Oui, Dieu est témoin de ma vive affection pour vous tous
dans la tendresse du Christ Jésus.
Et, dans ma prière, je demande
que votre amour vous fasse progresser de plus en plus
dans la pleine connaissance et en toute clairvoyance
pour discerner ce qui est important.
Ainsi, serez-vous purs et irréprochables
pour le jour du Christ,
comblés du fruit de la justice
qui s’obtient par Jésus Christ,
pour la gloire et la louange de Dieu.

 

Psaume

Ps 110 (111), 1-2, 3-4, 5-6
R/ Grandes sont les œuvres du Seigneur ! ou Alléluia !

De tout cœur je rendrai grâce au Seigneur
dans l’assemblée, parmi les justes.
Grandes sont les œuvres du Seigneur ;
tous ceux qui les aiment s’en instruisent.

Noblesse et beauté dans ses actions :
à jamais se maintiendra sa justice.
De ses merveilles il a laissé un mémorial ;
le Seigneur est tendresse et pitié.

Il a donné des vivres à ses fidèles,
gardant toujours mémoire de son alliance.
Il a montré sa force à son peuple,
lui donnant le domaine des nations.

Évangile

Lc 14, 1-6
Alléluia.
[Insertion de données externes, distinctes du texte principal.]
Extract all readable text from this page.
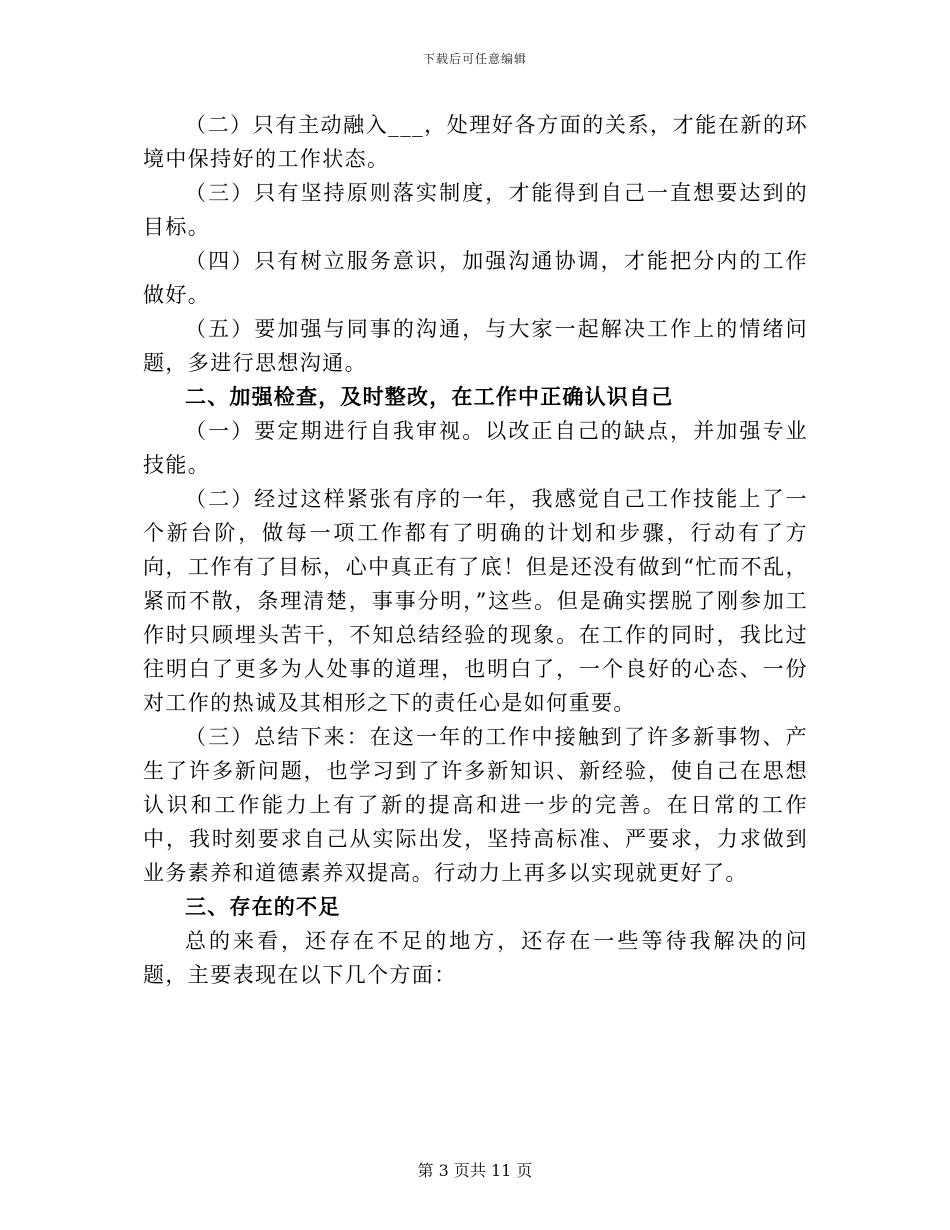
下载后可任意编辑

（二）只有主动融入___，处理好各方面的关系，才能在新的环境中保持好的工作状态。

（三）只有坚持原则落实制度，才能得到自己一直想要达到的目标。

（四）只有树立服务意识，加强沟通协调，才能把分内的工作做好。

（五）要加强与同事的沟通，与大家一起解决工作上的情绪问题，多进行思想沟通。

二、加强检查，及时整改，在工作中正确认识自己

（一）要定期进行自我审视。以改正自己的缺点，并加强专业技能。

（二）经过这样紧张有序的一年，我感觉自己工作技能上了一个新台阶，做每一项工作都有了明确的计划和步骤，行动有了方向，工作有了目标，心中真正有了底！但是还没有做到“忙而不乱，紧而不散，条理清楚，事事分明，”这些。但是确实摆脱了刚参加工作时只顾埋头苦干，不知总结经验的现象。在工作的同时，我比过往明白了更多为人处事的道理，也明白了，一个良好的心态、一份对工作的热诚及其相形之下的责任心是如何重要。

（三）总结下来：在这一年的工作中接触到了许多新事物、产生了许多新问题，也学习到了许多新知识、新经验，使自己在思想认识和工作能力上有了新的提高和进一步的完善。在日常的工作中，我时刻要求自己从实际出发，坚持高标准、严要求，力求做到业务素养和道德素养双提高。行动力上再多以实现就更好了。

三、存在的不足

总的来看，还存在不足的地方，还存在一些等待我解决的问题，主要表现在以下几个方面：

第 3 页共 11 页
Alléluia. Mes brebis écoutent ma voix, dit le Seigneur ; moi, je les connais, et elles me suivent. Alléluia.
Évangile de Jésus Christ selon saint Luc

  Un jour de sabbat,
Jésus était entré dans la maison d’un chef des pharisiens
pour y prendre son repas,
et ces derniers l’observaient.
Or voici qu’il y avait devant lui
un homme atteint d’hydropisie.
Prenant la parole,
Jésus s’adressa aux docteurs de la Loi et aux pharisiens
pour leur demander :
« Est-il permis, oui ou non,
de faire une guérison le jour du sabbat ? »
Ils gardèrent le silence.
Tenant alors le malade, Jésus le guérit et le laissa aller.
Puis il leur dit :
« Si l’un de vous a un fils ou un bœuf
qui tombe dans un puits,
ne va-t-il pas aussitôt l’en retirer,
même le jour du sabbat ? »
Et ils furent incapables de trouver une réponse.

 

Méditation

Un jour de sabbat, Jésus honore l’invitation d’un chef des pharisiens. À peine est-il entré dans sa maison qu’un malade surgit devant lui. Est-ce un hasard ? On peut légitimement en douter. Il semble que les pharisiens qui entretiennent une suspicion à son égard, ont décidé de le mettre au pied du mur. Ils l’observent. Que va-t-il faire ? Repousser le malade ou le guérir ? Respecter le repos du sabbat ou le transgresser ? L’homme atteint d’hydropisie a une maladie grave. Il s’agit de gonflements de l’abdomen liés à une insuffisance cardiaque pouvant à tout instant provoquer une mort subite. Autrement dit, Jésus est face à un homme en danger de mort. Alors le Seigneur pose la question : « Est-il permis de le guérir le jour du sabbat ? » Le sabbat n’est pas dans les Écritures un jour où l’on ne doit rien faire. Dans la tradition juive, c’est un jour d’activités religieuses et spirituelles, d’affections familiales et de rencontres amicales. Si pour les pharisiens, guérir un malade est considéré comme un travail profane, pour Jésus, c’est tout autre chose. Il s’agit d’une œuvre spirituelle qui apporte au malade la santé du corps et le salut de l’âme. Quand Jésus guérit, il sauve et il libère. C’est pourquoi, après avoir guéri l’homme de sa maladie mortelle, il le laisse aller, pour signifier qu’il est désormais libre, délivré du mal. Demandons-nous comment sanctifier le jour du Seigneur par des activités spirituelles qui ouvrent nos cœurs à la grâce de Dieu.